Permission to Finish Softly.

It is one week from Christmas, yes SEVEN days from that wonderful, blessed day where we celebrate the birth of Christ and maybe a merry elf who loves to leave our favorites under the tree.  My shopping list is still quite long and after the last three weeks which included a root canal, food poisoning and every person in this house sick with this cold that seems to be EVERYWHERE, the to-do’s before Christmas arrives feel endless.

As I take a break and scroll through the social media platform of choice, I am seeing so much “hustle mama,” “you got this,” and “finish strong” all over the place.  From fancy wrapping paper hacks to reminder to move an elf – it seems as though even a quick scroll only adds to one’s holiday to-do’s.

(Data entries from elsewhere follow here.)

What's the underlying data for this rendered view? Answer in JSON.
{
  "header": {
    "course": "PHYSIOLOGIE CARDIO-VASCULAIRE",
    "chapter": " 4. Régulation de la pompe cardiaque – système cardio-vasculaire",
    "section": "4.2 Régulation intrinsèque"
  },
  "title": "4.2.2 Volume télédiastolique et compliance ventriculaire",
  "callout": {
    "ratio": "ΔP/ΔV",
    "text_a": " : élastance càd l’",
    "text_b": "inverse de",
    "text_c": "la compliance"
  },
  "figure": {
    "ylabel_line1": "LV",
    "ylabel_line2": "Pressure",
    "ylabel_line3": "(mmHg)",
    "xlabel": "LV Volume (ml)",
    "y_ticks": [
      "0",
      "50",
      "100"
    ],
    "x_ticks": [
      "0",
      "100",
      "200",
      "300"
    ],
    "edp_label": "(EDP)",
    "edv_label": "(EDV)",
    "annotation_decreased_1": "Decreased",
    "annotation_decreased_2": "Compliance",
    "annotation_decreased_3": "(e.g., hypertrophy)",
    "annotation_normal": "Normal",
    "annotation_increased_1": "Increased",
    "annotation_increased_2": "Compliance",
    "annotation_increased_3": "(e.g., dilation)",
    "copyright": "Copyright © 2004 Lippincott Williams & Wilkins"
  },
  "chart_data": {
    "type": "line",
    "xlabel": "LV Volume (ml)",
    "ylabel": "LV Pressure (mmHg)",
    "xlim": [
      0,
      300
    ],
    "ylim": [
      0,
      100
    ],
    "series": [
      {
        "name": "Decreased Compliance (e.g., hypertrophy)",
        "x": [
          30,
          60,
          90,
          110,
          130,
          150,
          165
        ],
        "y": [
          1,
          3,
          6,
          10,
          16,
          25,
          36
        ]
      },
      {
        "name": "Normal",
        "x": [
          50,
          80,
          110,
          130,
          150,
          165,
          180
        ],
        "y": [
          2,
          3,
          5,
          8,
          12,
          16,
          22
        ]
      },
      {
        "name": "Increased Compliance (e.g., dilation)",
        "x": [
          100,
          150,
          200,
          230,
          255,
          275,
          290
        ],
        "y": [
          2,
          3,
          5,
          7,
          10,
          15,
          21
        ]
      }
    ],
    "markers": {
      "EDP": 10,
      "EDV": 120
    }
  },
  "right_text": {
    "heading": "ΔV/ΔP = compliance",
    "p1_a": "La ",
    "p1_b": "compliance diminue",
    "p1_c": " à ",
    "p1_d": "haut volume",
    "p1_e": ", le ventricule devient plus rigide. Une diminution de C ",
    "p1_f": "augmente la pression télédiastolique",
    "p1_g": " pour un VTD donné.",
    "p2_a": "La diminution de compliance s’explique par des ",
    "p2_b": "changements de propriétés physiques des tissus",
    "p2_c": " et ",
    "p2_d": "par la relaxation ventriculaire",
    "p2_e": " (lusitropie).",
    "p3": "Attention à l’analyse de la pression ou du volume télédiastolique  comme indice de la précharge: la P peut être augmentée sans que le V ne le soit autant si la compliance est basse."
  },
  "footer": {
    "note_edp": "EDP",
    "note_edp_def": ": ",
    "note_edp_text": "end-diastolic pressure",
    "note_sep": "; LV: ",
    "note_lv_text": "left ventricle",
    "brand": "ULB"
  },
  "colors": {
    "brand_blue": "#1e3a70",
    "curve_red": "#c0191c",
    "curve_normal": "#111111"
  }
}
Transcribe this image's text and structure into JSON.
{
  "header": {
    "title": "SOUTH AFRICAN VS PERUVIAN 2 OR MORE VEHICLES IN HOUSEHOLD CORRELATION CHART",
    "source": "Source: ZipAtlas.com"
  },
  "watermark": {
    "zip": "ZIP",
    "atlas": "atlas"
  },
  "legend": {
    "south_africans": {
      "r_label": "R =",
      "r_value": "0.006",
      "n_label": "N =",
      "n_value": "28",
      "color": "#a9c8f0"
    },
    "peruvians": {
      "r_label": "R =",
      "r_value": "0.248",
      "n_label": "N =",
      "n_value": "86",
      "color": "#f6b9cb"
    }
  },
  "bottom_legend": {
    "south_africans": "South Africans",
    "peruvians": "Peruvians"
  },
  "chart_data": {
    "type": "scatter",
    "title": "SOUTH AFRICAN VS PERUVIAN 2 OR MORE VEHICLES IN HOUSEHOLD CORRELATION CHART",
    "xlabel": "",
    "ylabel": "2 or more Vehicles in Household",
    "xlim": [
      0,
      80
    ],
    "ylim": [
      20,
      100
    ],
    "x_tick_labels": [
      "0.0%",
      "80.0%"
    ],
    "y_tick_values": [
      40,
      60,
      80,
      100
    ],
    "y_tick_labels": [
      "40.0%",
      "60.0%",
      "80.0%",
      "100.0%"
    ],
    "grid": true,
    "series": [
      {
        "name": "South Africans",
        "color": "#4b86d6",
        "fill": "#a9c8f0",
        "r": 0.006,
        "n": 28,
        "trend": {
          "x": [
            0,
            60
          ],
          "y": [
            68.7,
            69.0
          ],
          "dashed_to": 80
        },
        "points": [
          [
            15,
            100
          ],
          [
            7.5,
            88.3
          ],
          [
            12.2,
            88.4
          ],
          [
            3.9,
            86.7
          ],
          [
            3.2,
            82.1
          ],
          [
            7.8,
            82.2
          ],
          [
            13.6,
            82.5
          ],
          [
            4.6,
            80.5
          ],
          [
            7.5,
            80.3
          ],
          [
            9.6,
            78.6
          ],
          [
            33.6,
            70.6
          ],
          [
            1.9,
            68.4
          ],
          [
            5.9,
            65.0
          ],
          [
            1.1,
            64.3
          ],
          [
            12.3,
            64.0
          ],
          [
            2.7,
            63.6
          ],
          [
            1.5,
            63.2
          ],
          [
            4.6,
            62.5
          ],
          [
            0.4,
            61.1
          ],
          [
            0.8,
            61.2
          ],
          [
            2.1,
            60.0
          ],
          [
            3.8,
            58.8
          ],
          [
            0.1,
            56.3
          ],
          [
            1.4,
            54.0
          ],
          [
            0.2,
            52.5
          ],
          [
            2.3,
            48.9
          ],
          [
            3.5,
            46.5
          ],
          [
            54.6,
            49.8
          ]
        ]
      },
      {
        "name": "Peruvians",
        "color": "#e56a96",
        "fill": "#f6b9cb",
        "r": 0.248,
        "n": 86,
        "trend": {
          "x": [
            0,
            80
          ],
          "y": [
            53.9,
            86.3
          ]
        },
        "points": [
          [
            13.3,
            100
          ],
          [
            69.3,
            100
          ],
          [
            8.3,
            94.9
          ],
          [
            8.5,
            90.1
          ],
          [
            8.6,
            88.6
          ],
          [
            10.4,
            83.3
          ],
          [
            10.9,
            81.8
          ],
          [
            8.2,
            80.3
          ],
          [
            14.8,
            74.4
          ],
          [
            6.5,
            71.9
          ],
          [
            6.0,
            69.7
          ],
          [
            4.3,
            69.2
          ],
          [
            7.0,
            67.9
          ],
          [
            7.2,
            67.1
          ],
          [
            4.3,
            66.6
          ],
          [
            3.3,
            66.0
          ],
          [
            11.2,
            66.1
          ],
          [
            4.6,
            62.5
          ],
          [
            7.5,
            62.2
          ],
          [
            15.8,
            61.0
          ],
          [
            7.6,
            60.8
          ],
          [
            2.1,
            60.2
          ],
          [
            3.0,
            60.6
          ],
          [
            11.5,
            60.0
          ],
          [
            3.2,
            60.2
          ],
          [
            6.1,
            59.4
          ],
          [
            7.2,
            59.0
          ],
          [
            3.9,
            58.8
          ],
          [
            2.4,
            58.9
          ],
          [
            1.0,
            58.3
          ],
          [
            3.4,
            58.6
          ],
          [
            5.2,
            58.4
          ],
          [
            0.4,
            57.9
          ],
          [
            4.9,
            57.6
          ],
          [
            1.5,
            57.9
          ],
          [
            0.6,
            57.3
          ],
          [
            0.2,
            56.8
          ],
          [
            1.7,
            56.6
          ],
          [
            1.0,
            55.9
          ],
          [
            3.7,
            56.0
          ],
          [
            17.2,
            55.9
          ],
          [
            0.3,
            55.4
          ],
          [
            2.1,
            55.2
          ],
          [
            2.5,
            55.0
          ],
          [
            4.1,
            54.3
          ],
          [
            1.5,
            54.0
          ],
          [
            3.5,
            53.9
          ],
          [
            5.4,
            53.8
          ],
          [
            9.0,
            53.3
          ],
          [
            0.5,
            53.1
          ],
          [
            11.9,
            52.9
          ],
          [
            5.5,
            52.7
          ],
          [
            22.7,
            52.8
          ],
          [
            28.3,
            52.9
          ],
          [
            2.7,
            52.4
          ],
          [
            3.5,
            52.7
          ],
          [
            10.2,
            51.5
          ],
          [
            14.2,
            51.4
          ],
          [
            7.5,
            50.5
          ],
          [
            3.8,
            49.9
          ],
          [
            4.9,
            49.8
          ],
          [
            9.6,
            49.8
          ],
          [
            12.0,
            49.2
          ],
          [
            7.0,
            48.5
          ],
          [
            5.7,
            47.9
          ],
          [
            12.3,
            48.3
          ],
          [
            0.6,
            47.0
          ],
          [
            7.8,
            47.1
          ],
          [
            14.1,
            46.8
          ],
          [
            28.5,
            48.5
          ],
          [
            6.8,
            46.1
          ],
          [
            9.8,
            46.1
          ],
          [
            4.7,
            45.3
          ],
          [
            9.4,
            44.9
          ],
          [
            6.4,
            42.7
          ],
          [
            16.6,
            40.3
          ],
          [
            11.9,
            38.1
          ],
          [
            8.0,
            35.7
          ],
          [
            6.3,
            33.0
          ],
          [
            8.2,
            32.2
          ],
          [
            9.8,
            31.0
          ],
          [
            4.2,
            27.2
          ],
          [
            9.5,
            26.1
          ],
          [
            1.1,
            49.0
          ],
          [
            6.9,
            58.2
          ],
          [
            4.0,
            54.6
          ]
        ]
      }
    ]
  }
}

I am a lover of family traditions that we do together, from baking, to making Christmas gifts and garlands, I love being creative and getting the kids involved. I enjoy color coordinating my gift wrapping, making sure Santa’s cookies are home baked and delivering goodies to friends and family. I really like getting stuff done and feeling accomplished. This year though, this year that has been trying, busy and at times over whelming – I am not trying to “finish strong.” I am not trying to end the year with a huge bang, get it all done kind of attitude. Instead, I am giving myself permission to “finish softly.”

Finishing softly by not making ALL the Christmas things; I have strung dried orange garland wound up in a bowl because we have not had time to buy the garland to hang with it. I have stockings in a blue storage bin parked at the bottom of the stairs waiting to be hung because we ran out of command strips. I have all the ingredients to unbaked cookies on my counters waiting to be darling little cookie trees with the softest butter cream icing ever. There are Amazon, Walmart and Target boxes all stacked, unopened and unwrapped filled from Black Friday and Cyber Monday hauls for Christmas gifting, just waiting to be sorted, wrapped, and set.

There are kids’ toys, books, and clothes that I want to sort through before all the new comes in from Christmas. New items that will overwhelm already bursting drawers, filled toy bins and piled high bookshelves. It will not all get done before Christmas, and likely not all before 2023. But I am giving myself the “okay” to go easy. Taking the time to read, snuggle all up with kiddos and blankets and watch movies, enjoy hot cocoa, and go looking for Christmas lights – the Christmas to-dos will keep.

Finishing this year softly by going into this week of homeschool lightly, not feeling pressure to get all the homeschool Christmas lessons done – just getting something in each day. Reading the Nutcracker together, baking for fun, not perfection, and laughing to Alexa’s Christmas jokes together. Making hot tea and enjoy sleepy mornings with warm scones from the oven. Breaking out the Kiwi Crate and craft some fun gifts for giving. Calling a neighbor or friend to say Merry Christmas and ask how they are doing. Going softly with my family, not rushing, pushing, and trying to finish this year in anyway but gently.

Finishing soft by taking time for rest.  Sacred rest.  Saying no to the good things so I can say yes to the best things in my life.  Not adding anything more to a to-do list that will already remain incomplete for the new few weeks.  Going to bed in good timing, resting with my love and staying connected during the hustle and bustle around us.  Closing the door, shutting the blinds, and taking time to breathe, pray and restore.  Going easy into the season of giving by giving myself permission to go gently and be intentional.

It is hard to go easy, it feels like mom culture around me says “first, biggest, most!” or “more, better, everything.” For me this year, these next few weeks, I do not want to end this year with some huge finale or crescendo, I want it to slowly melt into 2023. Gently roll into the new year with revival on my heart, restoration in my soul and go softly. Mama, if this season is getting to be over whelming – give yourself permission to finish softly. We are world changers, but let’s aim for micro changes that are a balm to the weariness of our souls. Less hustle and go softly.